Calculating the anticipated, or wanted outcomes, is a bit trickier. How do we possibly count all the ways in which we could have at least two numbers repeat? Do we list out each case? But there’d be too many. Even finding the total number of outcomes with only two numbers repeating is no walk in the park.

**THE INSIGHT**

The key to answering this question lies in an observation of our problem. The problem asks “What is the probability that *at least two* of the ten students draw the same chip?” In our set of ten, **at least two numbers repeating is the exact complement of no numbers repeating**. The sum of the probabilities of these two events would be equal to 1! If you can calculate one of these probabilities, you can find the other. And calculating the probability that no numbers are repeating is *much easier*. To do that, we need a simple permutation. We want to **count the number of orderings of 10 numbers out of 25 possible numbers**. Using the formula, we get another staggering **11 trillion permutations** (that is, 25! / (25-10)! = 11,861,676,288,000).

**THE ANSWER**

This means that the probability that no numbers are repeating is 11,861,676,288,000 / 95,367,431,640,625 ≈ **0.1243**. Our last step, we take the complement: 1 – 0.1243 = 0.8757. Thus, our answer, when rounded to the nearest hundredth, is **0.88**. Looking back, our experimental probability of 0.9 was right on the mark!

**THE BIRTHDAY PROBLEM**

Even after studying probability for years, the numbers and solutions can still be quite surprising. I’d like to provide some context to the problem we tackled today. In probability theory, there is a famous and counter-intuitive problem (these often go hand-in-hand with probability problems) known as the Birthday Problem. In fact, it feels so counter-intuitive that some call this problem the Birthday Paradox (though it is not a true paradox). The problem itself is a simple one:

In a set ofnpeople, selected randomly, what is the probability that at least two of them have the same birthday?

Sound familiar? This problem is conceptually identical to our original problem.
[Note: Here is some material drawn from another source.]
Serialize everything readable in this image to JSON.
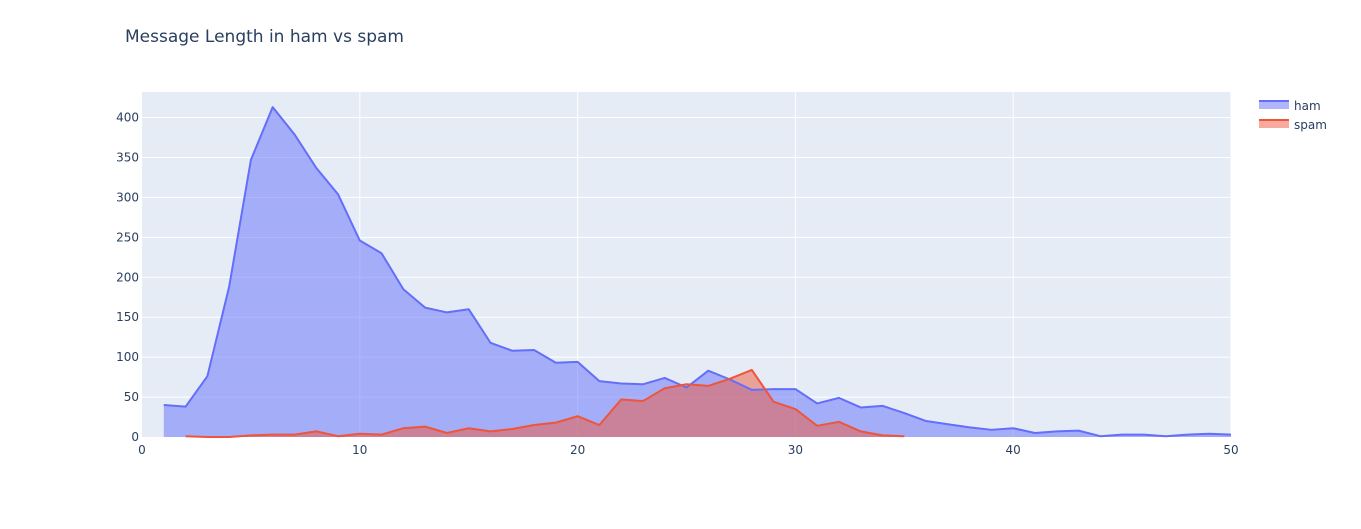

What makes this problem counter-intuitive are some of the resulting solutions.

When *n* is 23, the chance of some pair having the same birthday is a just over 50%. Only 23 people! With 70 people, the chance of two sharing a birthday increases to 99.9%! (Keep in mind, this is the chance that any two could have the same birthday. If you wanted to calculate the probability that *you* share a birthday with someone else in the room, you would use a different calculation.) Even so, these probabilities are shocking and unexpected. If you picked 70 days out of the year, that is less than 20% of the total number of days. Yet, picking randomly, you have only a 0.01% chance of picking 70 unique days. These matter-of-fact statements show the power of mathematics, and expose how our brains play tricks on us through making assumptions and expectations about things that we really have little true understanding of.